= Ulf Sandström (pianist) =

Ulf Gustaf Sandström (born 18 August 1964) is the foremost representative in Sweden of piano playing and composing in the traditions of boogie-woogie, with a lot of New Orleans flavour.

He was born in Colombia to Swedish parents, and has subsequently traveled and lived in a large number of countries. He was taught piano at four in Hungary by the methods of Zoltán Kodály, which focus on learning by ear. His main influence and mentor in music is Clarence "Frogman" Henry from New Orleans. Notably, his live performances are often riddled with surrealistic verbality on the verge of stand-up comedy. His main group is a constantly touring quartet (jump4joy), with over 4000 concerts internationally since 1992. The group has toured since 1992, backing artists such as "Frogman" Henry, Albert King, The Drifters, Tommy Ridgley and James Wheeler.

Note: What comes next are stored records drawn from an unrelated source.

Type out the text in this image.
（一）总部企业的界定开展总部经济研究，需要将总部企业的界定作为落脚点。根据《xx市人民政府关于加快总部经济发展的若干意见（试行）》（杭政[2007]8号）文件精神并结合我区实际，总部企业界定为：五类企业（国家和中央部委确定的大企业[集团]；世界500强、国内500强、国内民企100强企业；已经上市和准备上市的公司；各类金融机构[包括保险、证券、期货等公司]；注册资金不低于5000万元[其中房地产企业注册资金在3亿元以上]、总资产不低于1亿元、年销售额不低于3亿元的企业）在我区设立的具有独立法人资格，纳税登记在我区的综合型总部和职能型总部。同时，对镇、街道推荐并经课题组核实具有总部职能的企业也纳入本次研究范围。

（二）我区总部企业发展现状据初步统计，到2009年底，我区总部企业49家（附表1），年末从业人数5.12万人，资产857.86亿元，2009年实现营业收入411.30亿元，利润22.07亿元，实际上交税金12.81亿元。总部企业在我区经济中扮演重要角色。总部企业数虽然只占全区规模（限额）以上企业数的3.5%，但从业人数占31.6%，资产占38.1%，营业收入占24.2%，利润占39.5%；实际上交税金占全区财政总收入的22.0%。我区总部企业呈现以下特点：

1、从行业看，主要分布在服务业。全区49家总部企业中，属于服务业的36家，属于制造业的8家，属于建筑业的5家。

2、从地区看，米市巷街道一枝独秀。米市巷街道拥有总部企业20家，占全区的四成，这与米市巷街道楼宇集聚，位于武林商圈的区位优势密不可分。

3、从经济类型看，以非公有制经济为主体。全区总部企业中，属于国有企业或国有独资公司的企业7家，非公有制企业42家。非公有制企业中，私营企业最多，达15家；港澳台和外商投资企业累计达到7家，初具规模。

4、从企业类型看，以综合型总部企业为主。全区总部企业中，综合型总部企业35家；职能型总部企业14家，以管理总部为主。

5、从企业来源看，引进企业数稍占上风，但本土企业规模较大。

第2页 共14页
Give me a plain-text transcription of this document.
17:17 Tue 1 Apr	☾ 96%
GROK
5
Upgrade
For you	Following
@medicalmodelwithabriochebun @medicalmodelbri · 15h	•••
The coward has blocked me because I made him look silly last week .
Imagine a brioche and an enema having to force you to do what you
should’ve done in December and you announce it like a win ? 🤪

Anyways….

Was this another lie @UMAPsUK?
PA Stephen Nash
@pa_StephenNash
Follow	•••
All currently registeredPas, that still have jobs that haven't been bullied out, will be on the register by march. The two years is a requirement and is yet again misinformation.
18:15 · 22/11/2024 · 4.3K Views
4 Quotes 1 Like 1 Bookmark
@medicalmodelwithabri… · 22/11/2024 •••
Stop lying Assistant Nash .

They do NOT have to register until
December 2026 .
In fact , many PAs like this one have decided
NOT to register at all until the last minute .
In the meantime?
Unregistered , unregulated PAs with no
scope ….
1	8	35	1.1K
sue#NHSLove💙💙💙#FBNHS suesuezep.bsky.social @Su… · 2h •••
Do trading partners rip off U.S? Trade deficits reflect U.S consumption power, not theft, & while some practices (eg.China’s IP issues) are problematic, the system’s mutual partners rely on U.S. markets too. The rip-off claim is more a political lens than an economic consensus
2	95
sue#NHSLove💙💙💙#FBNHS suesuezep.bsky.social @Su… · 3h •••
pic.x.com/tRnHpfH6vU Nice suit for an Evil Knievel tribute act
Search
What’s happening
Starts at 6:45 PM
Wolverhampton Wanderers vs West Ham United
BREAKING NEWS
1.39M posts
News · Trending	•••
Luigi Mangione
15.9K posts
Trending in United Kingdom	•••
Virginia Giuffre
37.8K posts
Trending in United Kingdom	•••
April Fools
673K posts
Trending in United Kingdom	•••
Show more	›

Six albums have been released on Last Buzz Records.

== Coaching ==
Besides performing, Ulf Sandström is also known as a mental health trainer. He works with people with stress, PTSD and other related symptoms. He combines NLP, hypnotherapy, havening techniques and TTT (Trauma Tapping Techniques). He is co-founder, with Gunilla Hamne, of the PeaceFullHeart Network, a non profit organisation that aims to spread TTT trauma management techniques in regions that have known a lot of war and poverty, including Afghanistan, Rwanda and the Democratic Republic of the Congo. He is also the founder of the International Hypnotists Guild.